Sympathy for Mr. Vengeance est le premier volet d’une trilogie consacrée à la vengeance, réalisée par le Coréen Park Chan Wook. Il s'agit également du quatrième long métrage du réalisateur. Après deux premiers films connus presque uniquement en Corée du Sud, et Joint Security Area qui lui vaudra plusieurs prix ainsi qu’une renommée internationale naissante, Park Chan Wook s’attèle donc à ce premier film sur la vengeance.

Car il s’agit bien de ça, même si le résumé et la première partie du film laissent supposer un drame social, c’est bel et bien la vengeance qui est au cœur du métrage. Le début du film commence ainsi par nous présenter les différents acteurs de ce drame. Le rythme est ainsi plutôt lent et la caméra suit longuement le morne quotidien de Ryu. Mais le réalisateur sait trouver le ton juste, jamais il ne tombe dans le misérabilisme, il se contente de baigner ses images d’un réalisme poignant et dresse un portrait touchant et humain de ses héros. Le film n’est jamais manichéen et emprunte au contraire les formes des tragédies classiques : les différents personnages sont tous responsables de leurs chutes. Chaque acte commis par les personnages les mène vers leur fin. A ce titre la construction du film est très habile. Le film nous montre tous les personnages sous un visage humain, de manière à ce que le spectateur soit apte à comprendre leurs motivations et leurs erreurs. Les criminels dans Sympathy for Mr. Vengeance ne sont jamais aussi odieux qu’il n’y paraît, mais ont tous leurs motivations.

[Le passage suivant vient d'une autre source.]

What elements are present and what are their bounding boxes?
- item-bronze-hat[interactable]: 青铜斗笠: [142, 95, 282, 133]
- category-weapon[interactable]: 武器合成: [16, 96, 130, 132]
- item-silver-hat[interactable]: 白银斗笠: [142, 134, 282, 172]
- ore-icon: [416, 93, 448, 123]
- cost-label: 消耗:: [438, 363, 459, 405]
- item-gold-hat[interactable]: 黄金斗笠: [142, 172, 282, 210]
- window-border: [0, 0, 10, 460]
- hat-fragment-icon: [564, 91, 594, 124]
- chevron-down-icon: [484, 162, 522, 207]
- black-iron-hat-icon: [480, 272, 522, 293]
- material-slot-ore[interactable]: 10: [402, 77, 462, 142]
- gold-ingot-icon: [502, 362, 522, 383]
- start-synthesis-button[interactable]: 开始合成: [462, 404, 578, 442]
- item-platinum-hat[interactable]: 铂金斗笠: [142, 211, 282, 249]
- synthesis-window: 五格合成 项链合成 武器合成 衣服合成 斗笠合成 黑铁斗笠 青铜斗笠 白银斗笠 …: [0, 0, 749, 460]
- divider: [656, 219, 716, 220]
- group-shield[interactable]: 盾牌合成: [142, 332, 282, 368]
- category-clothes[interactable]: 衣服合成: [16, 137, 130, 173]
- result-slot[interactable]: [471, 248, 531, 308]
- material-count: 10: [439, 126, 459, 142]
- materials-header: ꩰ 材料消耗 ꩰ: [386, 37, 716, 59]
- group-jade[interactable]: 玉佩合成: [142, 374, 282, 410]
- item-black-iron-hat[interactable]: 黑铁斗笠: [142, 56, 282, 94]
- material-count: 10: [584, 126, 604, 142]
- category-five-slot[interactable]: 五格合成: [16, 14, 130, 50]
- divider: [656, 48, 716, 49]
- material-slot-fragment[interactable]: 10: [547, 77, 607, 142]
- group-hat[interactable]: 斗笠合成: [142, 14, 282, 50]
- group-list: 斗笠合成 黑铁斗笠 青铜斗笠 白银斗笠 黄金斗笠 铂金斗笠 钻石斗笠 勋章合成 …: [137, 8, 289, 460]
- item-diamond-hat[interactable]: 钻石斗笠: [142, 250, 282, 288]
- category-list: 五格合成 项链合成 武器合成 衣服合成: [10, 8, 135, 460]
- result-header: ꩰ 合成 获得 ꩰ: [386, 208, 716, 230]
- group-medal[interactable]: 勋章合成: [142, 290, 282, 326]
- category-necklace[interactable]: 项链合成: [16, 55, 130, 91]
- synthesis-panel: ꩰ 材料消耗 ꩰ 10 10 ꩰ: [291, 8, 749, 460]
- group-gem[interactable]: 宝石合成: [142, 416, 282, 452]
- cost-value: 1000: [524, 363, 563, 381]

Wook se refuse à toute prise de position (exceptée peut-être concernant la vengeance en elle-même, qu’il condamne clairement, tout en la présentant comme la fin inévitable des erreurs des personnages). Il ne prend parti ni pour Ryu, ni pour Dongjin, les deux figures vengeresses principales du film. Ce regard relativement neutre accentue le coté réaliste du film (La réalité n’est pas comme le cinéma, peuplé de méchants cruels et sans pitié et de gentils vertueux) ainsi que son coté intensément dramatique. Sympathy for Mr. Vengeance est un film terriblement pessimiste et noir. Les personnages ne font que se débattre et se noyer dans les conséquences de leurs actes qu’ils ne maîtrisent pas et qui les entraînent lentement vers une fin inéluctable.
Le film prend donc des accents éminemment dramatiques et n’hésite pas à ce propos à parfois forcer le trait et à gonfler la réalité (notamment lors de scènes parfois grandiloquentes et habitées par une violence à la limite de l’insoutenable) mais le ton réaliste est maintenu par une ironie toujours présente. Le film n’est ainsi pas exempt de certaines ruptures de ton plutôt comiques (la quadruple masturbation, le réfrigérateur retiré) qui ne déparent pourtant pas.
Cette ironie est aussi présente dans les axes narratifs du film. En effet les personnages sont toujours victimes de leurs propres actes et l’histoire revêt ainsi un caractère quelque peu absurde qui n’est pas sans rappeler les œuvre d’auteurs comme Samuel Beckett.
Enfin la qualité principale de Sympathy for Mr. Vengeance est sans doute le soin apporté à sa forme. Wook soigne beaucoup ses cadrages, qui sont toujours harmonieux et précis, et d’une composition souvent très juste. La narration et les nombreuses ellipses sont parfaitement maîtrisées. La justesse de l’interprétation et la quasi-absence de musique achèvent de faire de ce film une œuvre poignante à l’atmosphère lourde. Un film parfaitement réussi dans son genre.